One of several women-led businesses in her local village, Fiona’s studio invests locally wherever possible. Fiona turns to trusted craftspeople for bespoke furniture, textiles, joinery, metalwork and landscaping. She repurposes old construction elements innovatively, “reusing things where we can, and making sure that if we’re buying new, we’re buying sensibly, locally, from natural sources”. As a Director of the British Institute of Interior Design (BIID) and registered with the International Interior Design Association (IIDA), Fiona is firmly committed to the highest professional standards and practices. Fiona advocates for national policy incentives on sustainability, so that “the sensible choices are also the affordable ones”. “Obviously these things currently cost more; a different sort of filling for a piece of furniture costs a lot more than just getting a piece of standard foam”, but that foam can’t be easily disposed of, and may bring volatile chemicals into your home. “There are also transport costs, you also don’t have insight into whether it’s been produced under fair working conditions, and so on. That’s why I support the economy I live and work in”, she says.

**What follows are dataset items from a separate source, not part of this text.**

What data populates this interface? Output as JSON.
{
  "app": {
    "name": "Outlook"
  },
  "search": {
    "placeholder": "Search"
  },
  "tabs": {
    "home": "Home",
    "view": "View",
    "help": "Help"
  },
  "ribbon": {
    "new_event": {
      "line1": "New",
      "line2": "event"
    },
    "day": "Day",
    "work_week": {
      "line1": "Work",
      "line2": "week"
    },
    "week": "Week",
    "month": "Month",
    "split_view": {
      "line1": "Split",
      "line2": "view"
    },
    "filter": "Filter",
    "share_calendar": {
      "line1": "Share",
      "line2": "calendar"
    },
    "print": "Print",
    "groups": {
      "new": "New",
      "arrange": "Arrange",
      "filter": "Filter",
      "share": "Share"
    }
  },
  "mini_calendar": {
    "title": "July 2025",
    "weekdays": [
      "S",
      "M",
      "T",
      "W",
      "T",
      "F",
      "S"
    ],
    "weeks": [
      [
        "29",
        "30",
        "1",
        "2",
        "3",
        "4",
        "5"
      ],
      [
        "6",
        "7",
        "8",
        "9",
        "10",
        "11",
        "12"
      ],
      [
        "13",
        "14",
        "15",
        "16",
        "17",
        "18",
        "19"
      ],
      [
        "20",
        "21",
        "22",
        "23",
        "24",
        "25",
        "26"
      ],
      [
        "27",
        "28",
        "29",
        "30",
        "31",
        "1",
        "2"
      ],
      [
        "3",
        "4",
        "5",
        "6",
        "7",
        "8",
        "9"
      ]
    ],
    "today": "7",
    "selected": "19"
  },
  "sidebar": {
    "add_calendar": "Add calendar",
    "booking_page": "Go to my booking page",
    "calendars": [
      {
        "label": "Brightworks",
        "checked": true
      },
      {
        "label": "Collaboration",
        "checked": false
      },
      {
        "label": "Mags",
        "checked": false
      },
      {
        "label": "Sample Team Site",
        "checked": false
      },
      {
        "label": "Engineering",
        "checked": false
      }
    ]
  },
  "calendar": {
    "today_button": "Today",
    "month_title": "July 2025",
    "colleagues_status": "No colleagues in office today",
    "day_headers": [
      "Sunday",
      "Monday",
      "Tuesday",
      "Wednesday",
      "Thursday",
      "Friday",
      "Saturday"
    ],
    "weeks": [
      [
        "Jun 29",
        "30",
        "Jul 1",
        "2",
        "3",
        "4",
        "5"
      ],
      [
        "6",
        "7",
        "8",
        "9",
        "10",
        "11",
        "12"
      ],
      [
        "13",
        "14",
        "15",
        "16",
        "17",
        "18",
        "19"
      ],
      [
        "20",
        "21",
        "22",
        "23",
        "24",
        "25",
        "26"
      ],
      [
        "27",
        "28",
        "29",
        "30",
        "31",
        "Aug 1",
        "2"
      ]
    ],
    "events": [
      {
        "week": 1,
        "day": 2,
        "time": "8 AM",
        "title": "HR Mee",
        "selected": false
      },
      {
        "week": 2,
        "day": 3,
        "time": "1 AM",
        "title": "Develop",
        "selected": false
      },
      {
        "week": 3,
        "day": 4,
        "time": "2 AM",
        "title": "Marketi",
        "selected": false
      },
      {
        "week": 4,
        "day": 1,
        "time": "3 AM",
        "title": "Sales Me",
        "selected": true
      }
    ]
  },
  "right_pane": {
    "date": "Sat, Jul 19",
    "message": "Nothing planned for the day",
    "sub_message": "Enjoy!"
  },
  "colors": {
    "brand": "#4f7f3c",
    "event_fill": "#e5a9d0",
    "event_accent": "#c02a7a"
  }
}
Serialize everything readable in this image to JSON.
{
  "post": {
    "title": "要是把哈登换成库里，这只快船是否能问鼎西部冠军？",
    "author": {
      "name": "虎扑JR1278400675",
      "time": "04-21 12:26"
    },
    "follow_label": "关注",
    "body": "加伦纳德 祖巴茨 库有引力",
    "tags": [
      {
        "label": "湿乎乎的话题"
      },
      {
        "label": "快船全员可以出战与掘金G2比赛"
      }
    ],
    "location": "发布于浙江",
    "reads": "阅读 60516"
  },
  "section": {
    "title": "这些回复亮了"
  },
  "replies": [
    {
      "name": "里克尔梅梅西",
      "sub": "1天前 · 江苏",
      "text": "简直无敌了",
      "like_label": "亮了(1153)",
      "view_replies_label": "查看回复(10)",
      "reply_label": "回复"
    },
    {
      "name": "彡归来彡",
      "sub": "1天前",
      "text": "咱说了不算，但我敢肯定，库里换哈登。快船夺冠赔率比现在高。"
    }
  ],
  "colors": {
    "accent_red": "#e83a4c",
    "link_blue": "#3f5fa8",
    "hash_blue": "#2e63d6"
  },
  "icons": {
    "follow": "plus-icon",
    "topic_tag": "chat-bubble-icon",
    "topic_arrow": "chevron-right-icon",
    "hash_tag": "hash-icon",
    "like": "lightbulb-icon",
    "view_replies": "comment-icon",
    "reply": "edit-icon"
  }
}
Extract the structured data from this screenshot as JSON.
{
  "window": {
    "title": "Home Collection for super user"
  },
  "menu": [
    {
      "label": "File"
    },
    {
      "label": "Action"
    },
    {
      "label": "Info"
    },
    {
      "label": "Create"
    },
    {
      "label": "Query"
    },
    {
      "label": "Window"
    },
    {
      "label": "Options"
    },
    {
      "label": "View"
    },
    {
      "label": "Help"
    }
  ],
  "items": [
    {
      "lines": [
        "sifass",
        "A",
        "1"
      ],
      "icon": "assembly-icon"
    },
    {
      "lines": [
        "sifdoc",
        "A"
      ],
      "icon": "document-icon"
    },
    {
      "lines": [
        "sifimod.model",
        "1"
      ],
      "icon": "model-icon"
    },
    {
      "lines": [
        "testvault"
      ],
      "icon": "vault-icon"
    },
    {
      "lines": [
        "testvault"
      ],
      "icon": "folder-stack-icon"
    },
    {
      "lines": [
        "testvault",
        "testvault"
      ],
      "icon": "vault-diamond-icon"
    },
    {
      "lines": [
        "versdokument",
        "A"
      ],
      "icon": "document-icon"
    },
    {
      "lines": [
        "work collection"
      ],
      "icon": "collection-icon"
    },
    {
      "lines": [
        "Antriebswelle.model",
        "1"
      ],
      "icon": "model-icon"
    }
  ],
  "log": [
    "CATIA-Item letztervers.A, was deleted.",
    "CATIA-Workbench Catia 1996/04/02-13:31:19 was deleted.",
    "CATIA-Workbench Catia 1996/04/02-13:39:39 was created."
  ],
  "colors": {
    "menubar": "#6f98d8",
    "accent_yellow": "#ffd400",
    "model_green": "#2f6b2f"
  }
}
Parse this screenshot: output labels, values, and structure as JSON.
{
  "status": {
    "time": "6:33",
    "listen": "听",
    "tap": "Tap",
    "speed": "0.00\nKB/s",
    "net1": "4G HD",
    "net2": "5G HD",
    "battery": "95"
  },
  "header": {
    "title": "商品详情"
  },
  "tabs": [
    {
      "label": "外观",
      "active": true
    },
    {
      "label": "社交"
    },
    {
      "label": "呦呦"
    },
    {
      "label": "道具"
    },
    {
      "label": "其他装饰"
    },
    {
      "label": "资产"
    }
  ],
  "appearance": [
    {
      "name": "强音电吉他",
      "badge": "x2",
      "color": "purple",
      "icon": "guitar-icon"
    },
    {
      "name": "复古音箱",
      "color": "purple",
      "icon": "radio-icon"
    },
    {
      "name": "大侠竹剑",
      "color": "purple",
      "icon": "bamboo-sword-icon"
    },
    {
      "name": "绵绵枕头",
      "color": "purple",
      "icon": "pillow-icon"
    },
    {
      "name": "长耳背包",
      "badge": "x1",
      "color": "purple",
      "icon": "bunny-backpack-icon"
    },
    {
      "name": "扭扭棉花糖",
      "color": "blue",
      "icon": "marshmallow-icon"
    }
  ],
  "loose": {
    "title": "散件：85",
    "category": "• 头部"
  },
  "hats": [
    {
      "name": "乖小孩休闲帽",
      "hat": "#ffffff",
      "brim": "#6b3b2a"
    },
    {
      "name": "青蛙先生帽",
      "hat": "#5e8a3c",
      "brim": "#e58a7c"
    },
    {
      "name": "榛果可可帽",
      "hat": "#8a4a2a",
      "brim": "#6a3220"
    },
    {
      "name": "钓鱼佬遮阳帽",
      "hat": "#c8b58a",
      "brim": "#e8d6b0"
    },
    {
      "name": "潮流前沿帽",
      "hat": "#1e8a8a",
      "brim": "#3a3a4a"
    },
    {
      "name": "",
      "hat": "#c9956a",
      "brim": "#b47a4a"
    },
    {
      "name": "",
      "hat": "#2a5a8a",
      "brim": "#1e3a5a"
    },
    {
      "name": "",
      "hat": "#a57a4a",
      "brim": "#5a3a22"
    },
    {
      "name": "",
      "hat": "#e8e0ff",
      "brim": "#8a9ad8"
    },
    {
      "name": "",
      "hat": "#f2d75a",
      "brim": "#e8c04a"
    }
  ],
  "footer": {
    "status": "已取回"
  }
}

Fiona is strongly influenced by her environment and her connections to places. “We’ve got the Lake District, we’ve got the Peak District, we’ve got North Wales, we’ve got all these gorgeous places to enjoy”, she says of the Northwest of England and its surrounding areas. She’s also drawn to the accessibility of the continent and its art history: “I probably visit two European cities a year, just for cultural reasons”. Fiona lived in the Netherlands for several years when her children were young, and the Dutch approach to design, particularly textiles, continues to influence her work. Today, she spends much of the summer at her holiday home in Menorca, because “as a Kiwi, I just need a beach, quite frankly”. Fiona designs her daily work and life around her authentic connections to these places. And while her family and her design business are now deeply-rooted in the UK, New Zealand will always be home, “because when I go there, I feel like I breathe out".